Department of Cardiology, Hypertension and Internal Disease, Medical University, Warsaw, Poland.
Kardiol Pol. 2009 Oct;67(10):1095-102.
One of the most important aims of modern sports cardiology is prevention of sudden cardiac death among athletes. Adequate pre-participation screening is a crucial part of prevention, however, current ACC, AHA or ESC guidelines are not uniform in this context. There is recently ongoing discussion on implementation of 12-lead ECG to the screening protocol.
To assess the prevalence of alterations of resting 12-lead ECG in a population of top-level professional athletes - members of the Polish Olympic Team - using recently accepted criteria.

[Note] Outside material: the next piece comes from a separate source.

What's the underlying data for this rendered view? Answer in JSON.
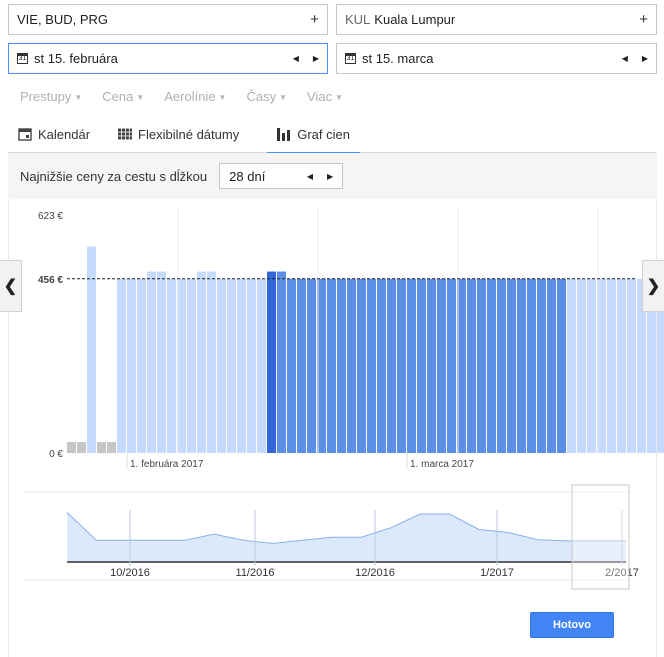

During the period of intensive training before the Summer Olympic Games in Beijing (2008), a 12-lead, resting ECG was performed in 73 members (20 women and 53 men) of the Polish Olympic Team. Commonly accepted criteria were used to assess the ECG, and alterations were divided into two groups according to recent publications: group I - 'benign', common - thought to be consistent with the athlete's heart syndrome (i.e.: sinus bradycardia, 1st degree atrioventricular block, early repolarisation, right bundle branch hemiblock, isolated signs of left ventricular hypertrophy); and group II - 'suspected', uncommon - which may occur due to organic heart disease (i.e. complete bundle branch block, ventricular arrhythmia, inverse T wave or pathological QRS axis deviation).
Completely normal ECG was present in 11% of those examined, common (group I) findings were observed in 65% and 'suspected' (group II) in 23%. The most commonly occurring 'benign' findings were bradycardia incomplete, right bundle branch block and isolated left ventricular hypertrophy, found in 75, 71 and 41%, respectively. From 'suspected' (group II) the most frequent was left posterior fascicular hemiblock, present in 10% of those examined; other findings were complete right bundle branch block, left atrial hypertrophy, inverse T waves and left anterior fascicular hemiblock in single cases.
现代运动心脏病学的最重要目标之一是预防运动员心源性猝死。充分的赛前筛查是预防的关键部分,然而,目前的 ACC、AHA 或 ESC 指南在这方面并不统一。目前正在讨论将 12 导联心电图纳入筛查方案。
使用最近接受的标准,评估顶级职业运动员——波兰奥运代表队成员——静息 12 导联心电图改变的发生率。
在 2008 年北京夏季奥运会前的强化训练期间,对波兰奥运代表队的 73 名成员(20 名女性和 53 名男性)进行了 12 导联静息心电图检查。常用标准评估心电图,并根据最近的出版物将改变分为两组:I 组 - “良性”,常见 - 被认为与运动员心脏综合征一致(即:窦性心动过缓、一度房室传导阻滞、早期复极、右束支传导阻滞、孤立性左心室肥厚迹象);II 组 - “可疑”,不常见 - 可能由器质性心脏病引起(即完全性束支传导阻滞、室性心律失常、倒置 T 波或病理性 QRS 轴偏移)。
完全正常的心电图在检查者中占 11%,常见(I 组)发现占 65%,“可疑”(II 组)占 23%。最常见的“良性”发现是不完全性心动过缓、右束支传导阻滞和孤立性左心室肥厚,分别占 75%、71%和 41%。“可疑”(II 组)中最常见的是左后束支传导阻滞,占检查者的 10%;其他发现包括完全性右束支传导阻滞、左心房肥厚、倒置 T 波和左前束支传导阻滞,均为单个病例。